Женщину побеждает не красота и не богатство, а сила желания самца, захотевшего ее. Желание самца гипнотизирует их, связывает их волю и ведет на ложе, может быть, и нежеланное, как лунатичку луч лунного света.
А Смирнов желал.
— Завтра я приду к тебе!
В этот вечер, идя к себе домой, Смирнов искал в своей душе волчьих завываний страха.
Их не было.
* * *
Утром Смирнов проснулся бодрым и жизнерадостным.
Сосед по номеру в гостинице, где жил Смирнов, слышал, как он пел, чего никогда не было.
Вовремя Смирнов ушел и на службу.
Но на углу Китайской и Диагональной он вдруг остановился, озадаченно повертелся на месте и вдруг бросился в противоположную сторону, к магазину, где потребовал себе шерстяной купальный костюм.
Была зима, и приказчик удивился:
— В теплые края едете?
— Какие там края! — жизнерадостно замахал руками Смирнов. — Для управления мне нужен!.. У нас там без купального костюма теперь совершенно невозможно!
— Уж известно! — согласился приказчик, полагая, что в словах покупателя скрыт какой-то политический намек. — Какого цвета прикажете? Вот розовый. Настоящий устряловский цвет. Или оппозиционный — зеленый. Такой костюмчик товарищ Лашевич летом у нас брали. Под “лесного брата”.
Александр Иванович выбрал костюм и поехал в управление.
Там он усердно работал, и только конторщик Власов, человек мрачный и нелюбимый сослуживцами, заметил в поведении Александра Ивановича некоторую странность.
Когда он, с нужной бумагой или за нею, пробирался между столов к месту зава, — он у крайнего стола всегда делал широкий шаг, словно перешагивал через лужу.
— Что, ножки боитесь замочить? — ехидно спросил Власов.
— А как же! — охотно ответил Смирнов. — Ботинки-то новые, лаковые… Жаль… Хотя сегодня поуже стало, высыхает, что ли…
— Шутник! — угрюмо и с завистью сказал Власов и мрачно подумал: “С утра наклюкался… И с чего бы?.. Кажется, не пил человек”.
* * *
Женщина пришла, как обещала, в девять.
Подошла к двери номера, на которой висела белая эмалированная дощечка с цифрой “17”, и постучала.
“Войдите!” — глухо услышала она и робко отворила дверь.

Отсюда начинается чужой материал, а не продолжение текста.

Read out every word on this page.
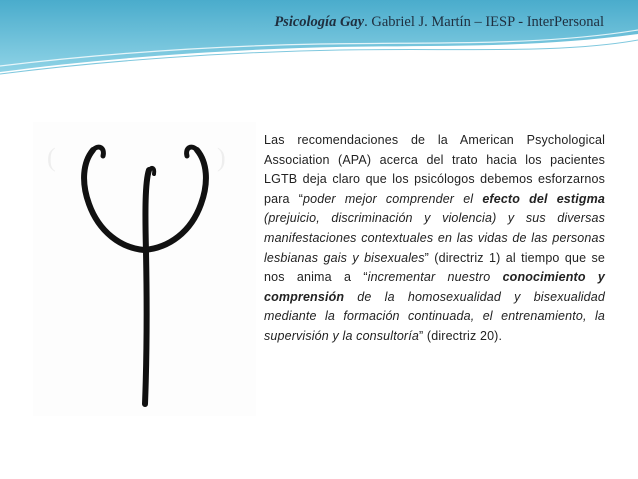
Psicología Gay. Gabriel J. Martín – IESP - InterPersonal
(	)
Las recomendaciones de la American Psychological Association (APA) acerca del trato hacia los pacientes LGTB deja claro que los psicólogos debemos esforzarnos para “poder mejor comprender el efecto del estigma (prejuicio, discriminación y violencia) y sus diversas manifestaciones contextuales en las vidas de las personas lesbianas gais y bisexuales” (directriz 1) al tiempo que se nos anima a “incrementar nuestro conocimiento y comprensión de la homosexualidad y bisexualidad mediante la formación continuada, el entrenamiento, la supervisión y la consultoría” (directriz 20).
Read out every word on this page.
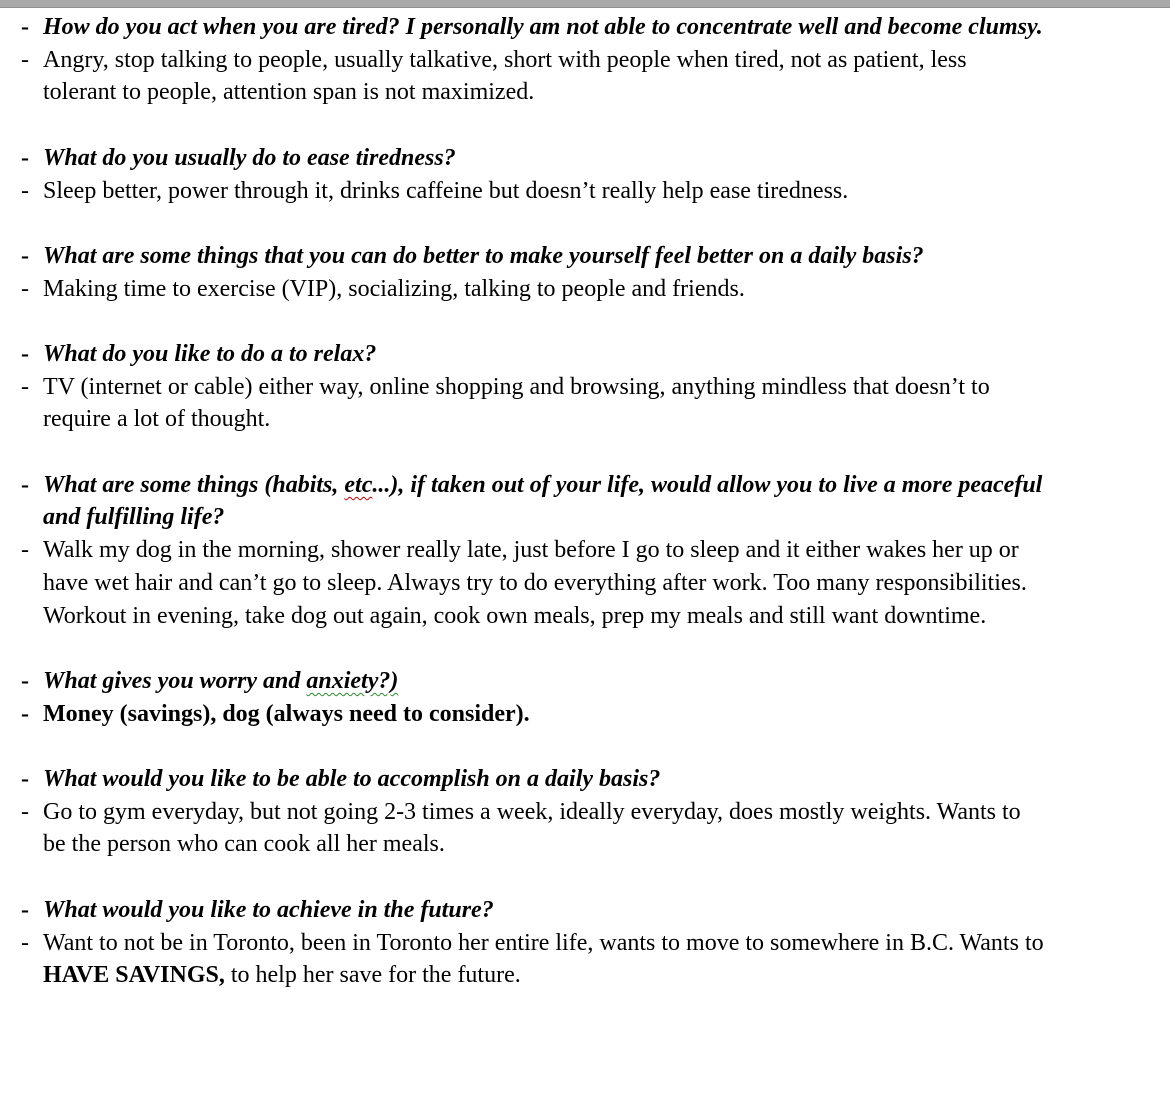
- How do you act when you are tired? I personally am not able to concentrate well and become clumsy.
- Angry, stop talking to people, usually talkative, short with people when tired, not as patient, less tolerant to people, attention span is not maximized.
- What do you usually do to ease tiredness?
- Sleep better, power through it, drinks caffeine but doesn’t really help ease tiredness.
- What are some things that you can do better to make yourself feel better on a daily basis?
- Making time to exercise (VIP), socializing, talking to people and friends.
- What do you like to do a to relax?
- TV (internet or cable) either way, online shopping and browsing, anything mindless that doesn’t to require a lot of thought.
- What are some things (habits, etc...), if taken out of your life, would allow you to live a more peaceful and fulfilling life?
- Walk my dog in the morning, shower really late, just before I go to sleep and it either wakes her up or have wet hair and can’t go to sleep. Always try to do everything after work. Too many responsibilities. Workout in evening, take dog out again, cook own meals, prep my meals and still want downtime.
- What gives you worry and anxiety?)
- Money (savings), dog (always need to consider).
- What would you like to be able to accomplish on a daily basis?
- Go to gym everyday, but not going 2-3 times a week, ideally everyday, does mostly weights. Wants to be the person who can cook all her meals.
- What would you like to achieve in the future?
- Want to not be in Toronto, been in Toronto her entire life, wants to move to somewhere in B.C. Wants to HAVE SAVINGS, to help her save for the future.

Ведь даже опытные женщины робеют, входя в комнату мужчины, которому они в первый раз должны отдаться.
Смирнов встретил ее пылко, настолько пылко, что она даже не сразу заметила, что он был… в одном купальном костюме.
Но, разглядев одеяние Смирнова, женщина обиделась.
— Конечно! — сказала она. — Ты знал, что я пришла, чтобы стать твоею, но всё же ты должен был бы встретить меня как порядочную женщину.
В том, что она сказала, была оскорбительная для нее бессмыслица, но она не заметила ее, как не поняла безумия в ответе Смирнова:
— Милая, но разве ты не чувствуешь, ведь льет же, льет…
— Не валяй дурака! — строго сказала она. — Я знаю, у каждого из вас свои причуды. Не прикидывайся сумасшедшим!
Но все-таки женщина не ушла от Смирнова. Зеленый костюм шел к нему; у него было сильное белое тело, возбуждающее, пахнувшее. Он был силен.
* * *
Женщина ушла в полночь.
Когда Смирнов затворял за нею дверь в комнату, как черная мохнатая собачонка проскользнул страх.
“Он” забился под кровать.
Смирнов долго выпихивал его тростью, но он, сделавшись крошечным, забился в щель.